В понедельник мы ездили на выставку в Королевскую академию художеств и в Национальную галерею, опять обедали у мистера Смита, а затем поехали к мистеру Вилльямсу на чай.
Во вторник утром мы покинули Лондон, нагруженные книгами, подаренными нам мистером Смитом, и благополучно вернулись домой. Трудно было бы представить себе более изнуренного человека, чем я. Когда я уезжала, я была худа, но по возвращении я стала по-настоящему тощей, мое лицо выглядело серым и очень старым, прорытым странными глубокими морщинами, а глаза мои приняли неестественное выражение. Я была слаба, но не могла угомониться. Со временем, однако, эти негативные последствия перевозбуждения исчезли, и я вернулась к своему обычному состоянию».

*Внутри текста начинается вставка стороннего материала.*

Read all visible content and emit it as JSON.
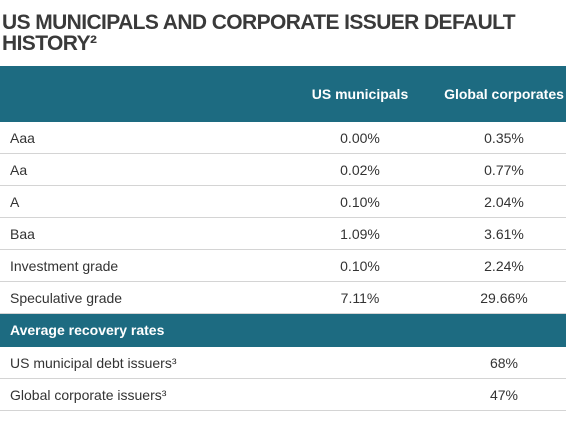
{
  "header": {
    "title": "US MUNICIPALS AND CORPORATE ISSUER DEFAULT HISTORY²"
  },
  "table": {
    "column_headers": [
      "US municipals",
      "Global corporates"
    ],
    "rows": [
      [
        "Aaa",
        "0.00%",
        "0.35%"
      ],
      [
        "Aa",
        "0.02%",
        "0.77%"
      ],
      [
        "A",
        "0.10%",
        "2.04%"
      ],
      [
        "Baa",
        "1.09%",
        "3.61%"
      ],
      [
        "Investment grade",
        "0.10%",
        "2.24%"
      ],
      [
        "Speculative grade",
        "7.11%",
        "29.66%"
      ]
    ]
  },
  "recovery": {
    "title": "Average recovery rates",
    "rows": [
      [
        "US municipal debt issuers³",
        "68%"
      ],
      [
        "Global corporate issuers³",
        "47%"
      ]
    ]
  }
}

На тех, с кем мисс Бронте познакомилась во время своего пребывания в Лондоне, она произвела впечатление человека четких суждений и тонкого ума; хотя она была сдержанна, она обладала неосознанной силой вовлекать людей в разговор. Она никогда не высказывала мнения, не обосновывая его, она никогда не задавала праздных вопросов, и все же беседовать с ней было легко. Любой разговор с ней был искренним и бодрящим, а когда она разражалась похвалой или осуждением книг, поступков или произведений искусства, она проявляла поистине пламенное красноречие. Все, что она говорила или делала, было отмечено тщательностью, и в то же время такой открытостью и справедливостью в обращении с тем или иным предметом или в споре с оппонентом, что вместо того, чтобы вызывать неприятие, она убеждала своих слушателей в своем искреннем стремлении к правде и справедливости.
Место, где сестры предпочли остановиться, вызвало немало пересудов.